Jeremy Duns: Song of Treason

Not that long into this second instalment of the Paul Dark saga, I found myself reading an obscure article from the online archive of the Catholic newspaper The Tablet.  I had been moved to check something in Duns's text, because it sounded rather unlikely. Had there really been a small explosion in St Peter's, Rome in July 1962?  I clearly should have known better, having read the first novel in the series, and noted the meticulous way in which Duns contextualized his hero's adventures through  authentic historical detail, the sources for which are detailed in the extensive notes at the end of the book. The explosion, along with a mass of other real-life events, is listed in that appendix.

This instalment in Dark's history is set immediately after the end of the previous novel, in May 1969, and like its predecessor, begins with a tremendous and unexpected shock, which propels Dark into a perilous mission to Italy during which he will be once again caught between the competing demands of his cold war masters. Duns skilfully organises the narrative, using Dark's first-person account to lend immediacy to the action-packed plot. Dark, the servant of two masters, has to play one side off against another in an increasingly desperate race against time to prevent an assassination attempt. In the murky world of cold war espionage, no-one is to be trusted, and every action Dark takes is a risky one. In the end, he is forced to risk everything to stop a conspiracy that has its roots in the realignment of European power after the Second World war. As in the first volume, the narrative links together threads from Dark's past - here, his experience in Istanbul in the early fifties, as well as the crucial period in the last days of the war - to produce a complex and believable backdrop to the action.

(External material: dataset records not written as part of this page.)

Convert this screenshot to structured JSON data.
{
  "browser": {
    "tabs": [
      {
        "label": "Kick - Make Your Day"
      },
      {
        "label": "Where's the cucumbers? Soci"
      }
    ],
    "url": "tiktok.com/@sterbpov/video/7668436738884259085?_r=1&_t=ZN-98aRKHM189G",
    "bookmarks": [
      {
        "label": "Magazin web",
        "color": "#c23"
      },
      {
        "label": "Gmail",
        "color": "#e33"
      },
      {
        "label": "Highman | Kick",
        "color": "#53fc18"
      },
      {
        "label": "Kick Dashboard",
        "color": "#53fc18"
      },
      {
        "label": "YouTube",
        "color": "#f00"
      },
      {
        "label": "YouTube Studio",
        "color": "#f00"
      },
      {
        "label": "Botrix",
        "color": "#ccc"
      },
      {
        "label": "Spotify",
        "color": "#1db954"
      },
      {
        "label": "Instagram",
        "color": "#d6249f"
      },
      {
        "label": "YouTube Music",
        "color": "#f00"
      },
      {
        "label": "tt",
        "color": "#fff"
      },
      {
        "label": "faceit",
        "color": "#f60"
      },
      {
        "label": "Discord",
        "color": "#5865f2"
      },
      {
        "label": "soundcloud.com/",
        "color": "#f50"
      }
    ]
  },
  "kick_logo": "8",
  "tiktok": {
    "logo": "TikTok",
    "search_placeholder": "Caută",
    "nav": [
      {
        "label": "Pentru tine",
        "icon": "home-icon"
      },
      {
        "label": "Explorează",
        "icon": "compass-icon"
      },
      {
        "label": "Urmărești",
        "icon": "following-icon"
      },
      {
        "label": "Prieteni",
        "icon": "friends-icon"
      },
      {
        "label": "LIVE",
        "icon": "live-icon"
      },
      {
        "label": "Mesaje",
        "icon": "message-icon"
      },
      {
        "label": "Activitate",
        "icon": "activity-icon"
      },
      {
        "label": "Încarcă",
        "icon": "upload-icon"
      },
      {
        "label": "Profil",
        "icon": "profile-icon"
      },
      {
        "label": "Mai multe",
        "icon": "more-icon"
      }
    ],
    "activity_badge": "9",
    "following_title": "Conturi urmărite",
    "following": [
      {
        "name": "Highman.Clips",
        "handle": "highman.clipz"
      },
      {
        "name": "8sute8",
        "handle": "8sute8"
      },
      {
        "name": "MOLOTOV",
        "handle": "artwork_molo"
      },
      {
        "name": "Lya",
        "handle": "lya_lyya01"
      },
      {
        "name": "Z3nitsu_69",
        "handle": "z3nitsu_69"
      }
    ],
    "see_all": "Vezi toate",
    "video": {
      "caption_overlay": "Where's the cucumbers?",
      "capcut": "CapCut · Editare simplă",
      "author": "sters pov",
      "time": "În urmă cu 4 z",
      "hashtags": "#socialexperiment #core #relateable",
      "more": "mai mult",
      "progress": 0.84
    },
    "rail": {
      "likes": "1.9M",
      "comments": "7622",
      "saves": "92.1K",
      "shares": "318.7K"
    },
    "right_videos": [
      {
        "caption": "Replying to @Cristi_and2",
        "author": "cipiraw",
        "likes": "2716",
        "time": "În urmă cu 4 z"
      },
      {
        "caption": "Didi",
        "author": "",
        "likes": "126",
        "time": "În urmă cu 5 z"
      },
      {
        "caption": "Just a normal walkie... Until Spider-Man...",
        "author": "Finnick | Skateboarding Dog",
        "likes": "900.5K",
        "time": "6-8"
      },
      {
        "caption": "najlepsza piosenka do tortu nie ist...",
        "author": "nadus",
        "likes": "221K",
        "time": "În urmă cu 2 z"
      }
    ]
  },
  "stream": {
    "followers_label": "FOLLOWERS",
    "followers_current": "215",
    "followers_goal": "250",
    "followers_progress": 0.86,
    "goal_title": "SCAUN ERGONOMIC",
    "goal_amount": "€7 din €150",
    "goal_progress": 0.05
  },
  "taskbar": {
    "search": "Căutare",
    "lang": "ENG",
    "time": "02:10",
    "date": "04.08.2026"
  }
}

And the action is relentless. Duns habitually uses precise dates as chapter headings - Thursday 1 May, 1969 - so the reader is aware that the plot is unfolding swiftly, and the main events of the 1969 narrative take place over just three days. The story moves at a blistering pace, hinging on Dark's increasingly frantic attempts to understand the situation he is in, and to save his skin - and that of Sarah Severn, the diplomat's wife who has become caught up in the crossfire of double-dealing and treachery that constitutes normality in Dark's world.

I enjoyed this tremendously. It is a worthy successor to Free Agent, and whets the appetite for the third story, a taster for which is added in the paperback edition. Duns has created a character who can stand alongside Smiley and Harry Palmer in the annals of cold war fiction.